A couple of tourists visit the Jiaohe Ruins in Turpan’s Yarnaz Valley.

Normally, a dictionary is a collection of words alphabetically arranged with corresponding definitions. On a rare occasion, it can be a collection of essays.

Shen Wei’s “A Dictionary of Xinjiang” was one of the featured literary works during the recently concluded Shanghai Book Fair (Aug. 19-25) held at the Shanghai Exhibition Center (SEC).

Shen’s book, a compilation of more than a hundred essays, attempts to describe the sun-kissed Xinjiang Uyghur Autonomous Region based from his own personal experiences and understanding of the place.

Born in Huzhou in 1965, the 50-year-old poet attended Zhejiang Normal University. In 1988, he went to Xinjiang and settled there.
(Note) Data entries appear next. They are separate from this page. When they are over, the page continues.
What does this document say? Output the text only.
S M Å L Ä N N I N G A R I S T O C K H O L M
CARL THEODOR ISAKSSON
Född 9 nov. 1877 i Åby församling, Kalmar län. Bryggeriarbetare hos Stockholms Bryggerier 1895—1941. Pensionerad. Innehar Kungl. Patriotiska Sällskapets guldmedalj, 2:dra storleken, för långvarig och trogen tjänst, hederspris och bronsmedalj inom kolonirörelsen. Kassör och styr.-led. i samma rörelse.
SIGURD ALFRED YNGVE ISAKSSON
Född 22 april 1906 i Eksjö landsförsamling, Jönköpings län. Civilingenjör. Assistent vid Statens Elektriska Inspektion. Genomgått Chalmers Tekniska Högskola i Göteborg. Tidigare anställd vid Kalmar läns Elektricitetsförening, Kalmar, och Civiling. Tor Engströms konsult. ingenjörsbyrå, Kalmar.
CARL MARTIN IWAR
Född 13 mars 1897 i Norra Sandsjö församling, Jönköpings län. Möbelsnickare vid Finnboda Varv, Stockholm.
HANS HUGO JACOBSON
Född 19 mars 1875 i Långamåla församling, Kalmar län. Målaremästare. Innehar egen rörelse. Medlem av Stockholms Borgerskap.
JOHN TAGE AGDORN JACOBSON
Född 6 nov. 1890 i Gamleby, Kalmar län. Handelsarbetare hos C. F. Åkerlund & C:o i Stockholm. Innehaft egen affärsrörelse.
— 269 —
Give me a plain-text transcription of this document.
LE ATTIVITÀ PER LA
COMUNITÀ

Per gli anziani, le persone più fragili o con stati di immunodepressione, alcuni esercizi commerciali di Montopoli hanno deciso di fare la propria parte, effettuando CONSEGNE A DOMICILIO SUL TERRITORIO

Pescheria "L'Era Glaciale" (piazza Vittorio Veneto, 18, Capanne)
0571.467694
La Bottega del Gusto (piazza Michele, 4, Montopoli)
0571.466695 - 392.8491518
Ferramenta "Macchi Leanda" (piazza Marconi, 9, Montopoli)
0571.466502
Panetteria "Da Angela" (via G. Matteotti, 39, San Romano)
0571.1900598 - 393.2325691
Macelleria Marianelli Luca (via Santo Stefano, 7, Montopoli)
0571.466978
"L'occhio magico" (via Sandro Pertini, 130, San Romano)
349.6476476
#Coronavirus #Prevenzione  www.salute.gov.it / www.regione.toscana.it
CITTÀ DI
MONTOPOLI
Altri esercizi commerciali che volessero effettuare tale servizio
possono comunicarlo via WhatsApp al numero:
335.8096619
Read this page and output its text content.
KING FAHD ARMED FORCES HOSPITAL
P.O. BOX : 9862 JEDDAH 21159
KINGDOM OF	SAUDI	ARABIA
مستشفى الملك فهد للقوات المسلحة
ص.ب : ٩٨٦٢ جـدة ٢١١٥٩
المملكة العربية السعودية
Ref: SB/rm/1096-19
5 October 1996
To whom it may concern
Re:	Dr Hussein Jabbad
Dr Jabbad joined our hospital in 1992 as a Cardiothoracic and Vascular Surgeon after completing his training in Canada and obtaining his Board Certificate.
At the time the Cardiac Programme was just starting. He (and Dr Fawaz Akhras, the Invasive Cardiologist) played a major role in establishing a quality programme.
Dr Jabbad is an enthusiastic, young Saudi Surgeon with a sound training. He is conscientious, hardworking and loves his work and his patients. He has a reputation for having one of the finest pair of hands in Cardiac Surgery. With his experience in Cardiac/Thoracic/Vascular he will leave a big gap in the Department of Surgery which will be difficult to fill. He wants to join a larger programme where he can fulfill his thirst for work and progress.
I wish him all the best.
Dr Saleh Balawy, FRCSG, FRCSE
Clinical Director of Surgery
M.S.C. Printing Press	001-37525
According to China Daily, Shen told those who were present at the book fair that local and foreign writers alike should make an effort to discover the “universal humanities” of Xinjiang.
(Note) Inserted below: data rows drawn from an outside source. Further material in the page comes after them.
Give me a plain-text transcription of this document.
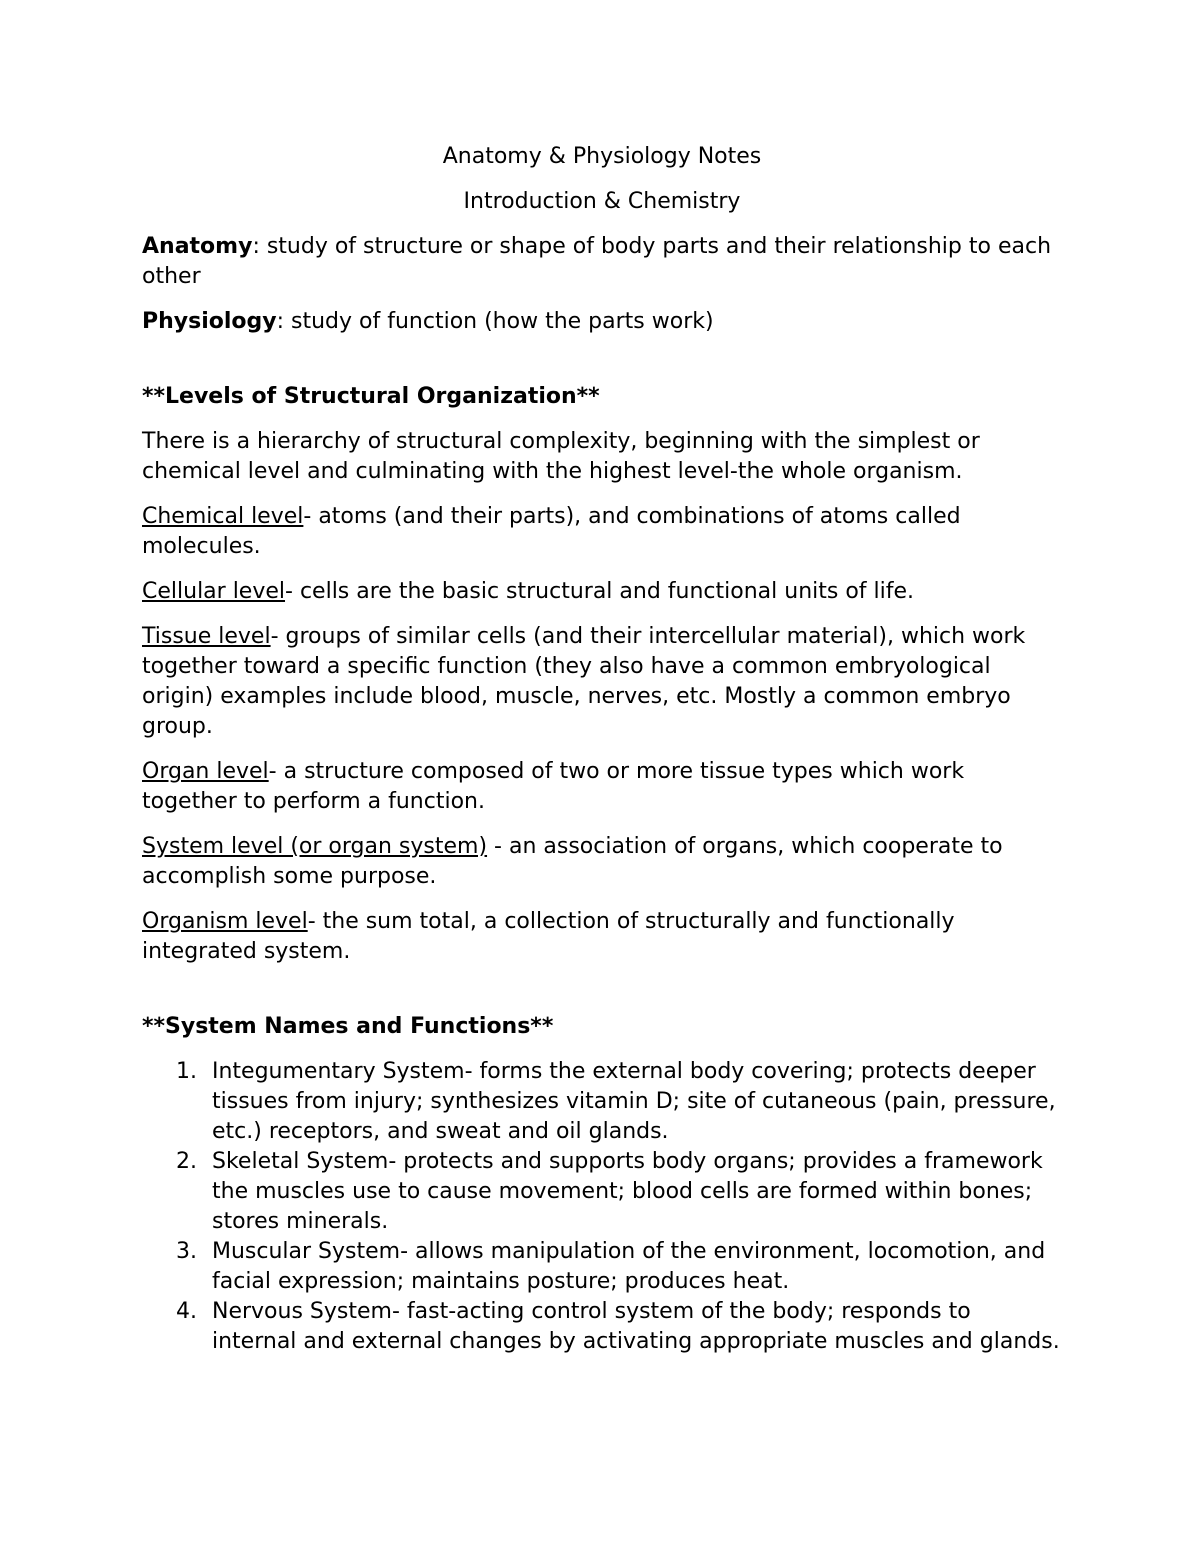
Anatomy & Physiology Notes

Introduction & Chemistry

Anatomy: study of structure or shape of body parts and their relationship to each other

Physiology: study of function (how the parts work)

**Levels of Structural Organization**

There is a hierarchy of structural complexity, beginning with the simplest or chemical level and culminating with the highest level-the whole organism.

Chemical level- atoms (and their parts), and combinations of atoms called molecules.

Cellular level- cells are the basic structural and functional units of life.

Tissue level- groups of similar cells (and their intercellular material), which work together toward a specific function (they also have a common embryological origin) examples include blood, muscle, nerves, etc. Mostly a common embryo group.

Organ level- a structure composed of two or more tissue types which work together to perform a function.

System level (or organ system) - an association of organs, which cooperate to accomplish some purpose.

Organism level- the sum total, a collection of structurally and functionally integrated system.

**System Names and Functions**
1. Integumentary System- forms the external body covering; protects deeper tissues from injury; synthesizes vitamin D; site of cutaneous (pain, pressure, etc.) receptors, and sweat and oil glands.
2. Skeletal System- protects and supports body organs; provides a framework the muscles use to cause movement; blood cells are formed within bones; stores minerals.
3. Muscular System- allows manipulation of the environment, locomotion, and facial expression; maintains posture; produces heat.
4. Nervous System- fast-acting control system of the body; responds to internal and external changes by activating appropriate muscles and glands.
In “A Dictionary,” Shen wrote: “If the Tian Shan Mountains were the spine of a book, Xinjiang would be an opened dictionary.”

He further described the mountain ranges as “an enormous feat of engineering, given to the earth by the sky . . . like a line of poetry winding across an inextinguishable perfection” and the existing glaciers as “the many thousand meters of a great man’s white hair.”
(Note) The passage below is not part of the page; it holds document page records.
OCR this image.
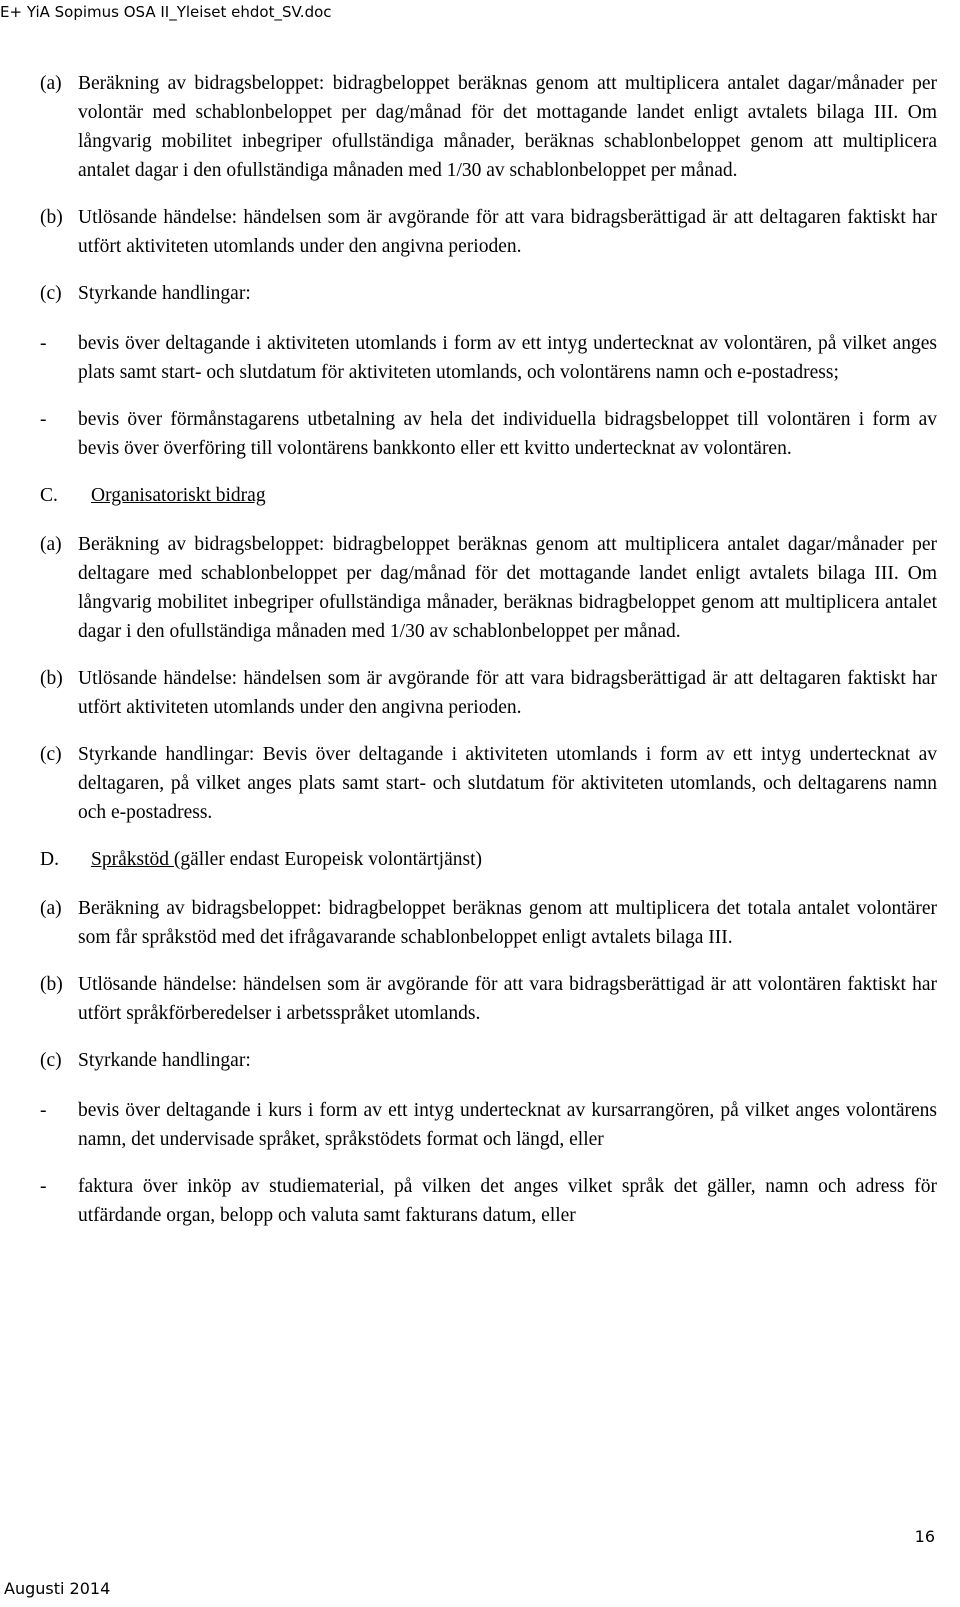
E+ YiA Sopimus OSA II_Yleiset ehdot_SV.doc
(a) Beräkning av bidragsbeloppet: bidragbeloppet beräknas genom att multiplicera antalet dagar/månader per volontär med schablonbeloppet per dag/månad för det mottagande landet enligt avtalets bilaga III. Om långvarig mobilitet inbegriper ofullständiga månader, beräknas schablonbeloppet genom att multiplicera antalet dagar i den ofullständiga månaden med 1/30 av schablonbeloppet per månad.
(b) Utlösande händelse: händelsen som är avgörande för att vara bidragsberättigad är att deltagaren faktiskt har utfört aktiviteten utomlands under den angivna perioden.
(c) Styrkande handlingar:
- bevis över deltagande i aktiviteten utomlands i form av ett intyg undertecknat av volontären, på vilket anges plats samt start- och slutdatum för aktiviteten utomlands, och volontärens namn och e-postadress;
- bevis över förmånstagarens utbetalning av hela det individuella bidragsbeloppet till volontären i form av bevis över överföring till volontärens bankkonto eller ett kvitto undertecknat av volontären.
C. Organisatoriskt bidrag
(a) Beräkning av bidragsbeloppet: bidragbeloppet beräknas genom att multiplicera antalet dagar/månader per deltagare med schablonbeloppet per dag/månad för det mottagande landet enligt avtalets bilaga III. Om långvarig mobilitet inbegriper ofullständiga månader, beräknas bidragbeloppet genom att multiplicera antalet dagar i den ofullständiga månaden med 1/30 av schablonbeloppet per månad.
(b) Utlösande händelse: händelsen som är avgörande för att vara bidragsberättigad är att deltagaren faktiskt har utfört aktiviteten utomlands under den angivna perioden.
(c) Styrkande handlingar: Bevis över deltagande i aktiviteten utomlands i form av ett intyg undertecknat av deltagaren, på vilket anges plats samt start- och slutdatum för aktiviteten utomlands, och deltagarens namn och e-postadress.
D. Språkstöd (gäller endast Europeisk volontärtjänst)
(a) Beräkning av bidragsbeloppet: bidragbeloppet beräknas genom att multiplicera det totala antalet volontärer som får språkstöd med det ifrågavarande schablonbeloppet enligt avtalets bilaga III.
(b) Utlösande händelse: händelsen som är avgörande för att vara bidragsberättigad är att volontären faktiskt har utfört språkförberedelser i arbetsspråket utomlands.
(c) Styrkande handlingar:
- bevis över deltagande i kurs i form av ett intyg undertecknat av kursarrangören, på vilket anges volontärens namn, det undervisade språket, språkstödets format och längd, eller
- faktura över inköp av studiematerial, på vilken det anges vilket språk det gäller, namn och adress för utfärdande organ, belopp och valuta samt fakturans datum, eller
16
Augusti 2014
Shen also wrote about the historical city of Turpan.

He wrote that there are two Turpans: a living and a dead one. The abundant grapes represent the “living Turpan.” As for the “dead Turpan,” it is seen in the city’s natural, archaeological, and architectural treasures, such as the Bezeklik Thousand Buddha Caves, the Flaming Mountains or Gaochang Mountains, the Astana Graves and the Jiaohe Ruins.

The author even quoted Swedish diplomat and Turkologist Gunnar Jarring’s (1907-2002) description of Turpan: “world’s largest outdoor archaeological museum.”

“A Dictionary of Xinjiang” hit bookstores in Oct. 2014 and got sold out a few months after. The publisher, Shanghai Literature and Art Publishing House, produced another batch of copies for the book fair, reported China Daily.

Eleanor Goodman, an American research associate at Harvard University’s Fairbank Center for Chinese Studies, translated excerpts of the book into English, and her work won her Ninth Letter’s 2013 Literary Award for the category Literature in Translation.

Ninth Letter is an American literary magazine published by the University of Illinois at Urbana–Champaign.

Another book containing Wei’s poems and published by Changjiang Literature and Art Publishing House came out in July 2014.

This year’s Turpan Grape Festival started on Aug. 20, with all the festivities lasting until Sept. 6.

For those who may want to participate, when they get to Turpan and happen to take notice of any rocks along the way, recall what Shen wrote about them: “Since you can’t chew on a rock, you might as well kiss it.”

Who exactly said that and why? Well, read the book to find out.